Saskatoon’s StarPhoenix employees will continue to work remotely, as Postmedia publications announced that the StarPhoenix building will be up for sale.
On Wednesday, Postmedia announced the transfer of a dozen Alberta community newspapers to digital format will happen on Feb. 27.
The Saskatoon print facility will also be closing, resulting in layoffs of both full- and part-time staff between February and April. The current printing operations will be transferred to Estevan Web Printing.
“It was really a great institution in Saskatoon for most of my time there and most of its 120 years in the city,” said former StarPhoenix columnist Les MacPherson.
MacPherson spent 37 years writing sports and general interest columns and following the Saskatoon city council.
“That’s my window right there,” MacPherson said, pointing to a street-facing window at the StarPhoenix while on location with Global News.
“I spent a lot of time staring out that window trying to think of something to write about.”
The StarPhoenix has inhabited its current building since 1967 and MacPherson expects the loss of the physical newsroom is going to affect the content that is being put out by the journalists.
“A newspaper newsroom is essential,” said former arts reporter Stephanie McKay. “To lose the ability for all of the journalists to come together and make each other better makes me really sad.”
“There is something really special about the StarPhoenix newsroom. It was the spirit of comradery and collaboration that happened within those walls.”
McKay was employed at the StarPhoenix for 12 years, serving two as an intern.
MacPherson said newspaper owners began to feel lost when writing entered a more digital era.
“Profits were falling on the newspaper side.

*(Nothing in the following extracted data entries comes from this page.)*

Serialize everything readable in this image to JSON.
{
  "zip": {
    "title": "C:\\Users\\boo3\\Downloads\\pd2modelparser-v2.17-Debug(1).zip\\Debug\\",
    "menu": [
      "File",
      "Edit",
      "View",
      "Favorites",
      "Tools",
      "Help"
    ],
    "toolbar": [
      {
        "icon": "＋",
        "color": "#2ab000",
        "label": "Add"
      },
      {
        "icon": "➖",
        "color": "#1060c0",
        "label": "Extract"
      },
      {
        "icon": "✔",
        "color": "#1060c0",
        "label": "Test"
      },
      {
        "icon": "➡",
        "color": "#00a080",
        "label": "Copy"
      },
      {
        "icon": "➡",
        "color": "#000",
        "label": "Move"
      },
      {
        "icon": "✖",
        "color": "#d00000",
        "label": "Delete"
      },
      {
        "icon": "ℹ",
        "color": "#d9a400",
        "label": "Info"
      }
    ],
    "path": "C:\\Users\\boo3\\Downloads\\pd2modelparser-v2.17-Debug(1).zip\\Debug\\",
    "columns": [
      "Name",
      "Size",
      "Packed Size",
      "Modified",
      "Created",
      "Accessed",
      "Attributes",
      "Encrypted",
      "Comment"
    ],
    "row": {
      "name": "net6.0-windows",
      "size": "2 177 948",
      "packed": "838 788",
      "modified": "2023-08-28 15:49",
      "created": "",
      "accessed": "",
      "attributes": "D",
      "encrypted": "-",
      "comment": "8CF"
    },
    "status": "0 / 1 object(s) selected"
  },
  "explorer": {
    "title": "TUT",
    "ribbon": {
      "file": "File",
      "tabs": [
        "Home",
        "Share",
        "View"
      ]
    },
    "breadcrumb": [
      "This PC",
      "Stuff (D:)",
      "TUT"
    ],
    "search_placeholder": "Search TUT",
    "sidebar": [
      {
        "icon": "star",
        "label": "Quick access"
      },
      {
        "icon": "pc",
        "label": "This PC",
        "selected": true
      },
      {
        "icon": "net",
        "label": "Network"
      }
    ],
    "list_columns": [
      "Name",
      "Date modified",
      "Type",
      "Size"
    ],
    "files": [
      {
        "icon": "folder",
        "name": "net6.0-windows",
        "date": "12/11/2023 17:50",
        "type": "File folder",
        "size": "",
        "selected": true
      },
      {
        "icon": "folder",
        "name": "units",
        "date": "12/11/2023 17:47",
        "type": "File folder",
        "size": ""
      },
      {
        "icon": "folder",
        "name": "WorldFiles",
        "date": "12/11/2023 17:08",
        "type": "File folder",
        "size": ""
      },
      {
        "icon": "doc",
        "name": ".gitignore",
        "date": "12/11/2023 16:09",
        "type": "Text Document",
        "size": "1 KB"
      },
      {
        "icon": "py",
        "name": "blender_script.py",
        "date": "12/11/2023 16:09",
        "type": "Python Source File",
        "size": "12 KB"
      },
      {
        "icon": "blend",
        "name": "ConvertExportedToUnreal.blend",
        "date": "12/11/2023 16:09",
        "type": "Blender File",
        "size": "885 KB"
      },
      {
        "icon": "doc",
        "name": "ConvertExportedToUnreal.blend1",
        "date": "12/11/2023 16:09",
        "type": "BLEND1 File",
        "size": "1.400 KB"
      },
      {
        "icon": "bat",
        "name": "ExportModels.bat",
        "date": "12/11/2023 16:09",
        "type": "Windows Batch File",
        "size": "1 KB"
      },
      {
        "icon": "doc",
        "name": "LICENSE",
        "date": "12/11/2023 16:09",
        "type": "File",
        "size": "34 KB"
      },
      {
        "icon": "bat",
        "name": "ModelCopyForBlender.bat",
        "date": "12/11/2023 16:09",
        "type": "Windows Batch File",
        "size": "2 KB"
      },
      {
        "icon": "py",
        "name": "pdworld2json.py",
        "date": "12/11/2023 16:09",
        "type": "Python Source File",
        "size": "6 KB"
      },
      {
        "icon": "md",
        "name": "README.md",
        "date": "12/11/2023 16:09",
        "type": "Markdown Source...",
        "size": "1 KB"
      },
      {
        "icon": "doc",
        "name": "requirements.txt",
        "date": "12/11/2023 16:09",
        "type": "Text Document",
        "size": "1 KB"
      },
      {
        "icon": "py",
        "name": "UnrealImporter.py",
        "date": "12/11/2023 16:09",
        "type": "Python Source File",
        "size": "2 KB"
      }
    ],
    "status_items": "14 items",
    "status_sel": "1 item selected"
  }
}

They weren’t coming close to making up those lost profits on the digital side.”
Pieces of the StarPhoenix’s history can now be found at the city archives.
“There was a time when a newspaper office was a community focal point,” said city archivist Jeff O’Brien.
He said the Saskatoon city archives contain a collection of 400,000 photographs submitted by the StarPhoenix as a result of a relationship with the provincial archives that began in the 1950s.
“If you want to talk about the history of the city of Saskatoon of the people of Saskatoon, that is in those pictures,” O’Brien said. “It’s a way to connect very intimately from the present to the past in a very detailed kind of way,”
“There is a reason why people are so entranced with old newspapers, because it is all about us and all about the community.”
MacPherson said the loss of the StarPhoenix office will be huge for the city of Saskatoon.
“Not just in terms of the institution, but in terms of the coverage of municipal and city affairs.”
The StarPhoenix employees will continue producing content from their homes, as they have been since March 2020.
“I know how adaptable the folks are that work in newspapers,” McKay said. “I believe in them so much.”
Although the StarPhoenix building is going up for sale, the paper will still continue to be printed from a new location.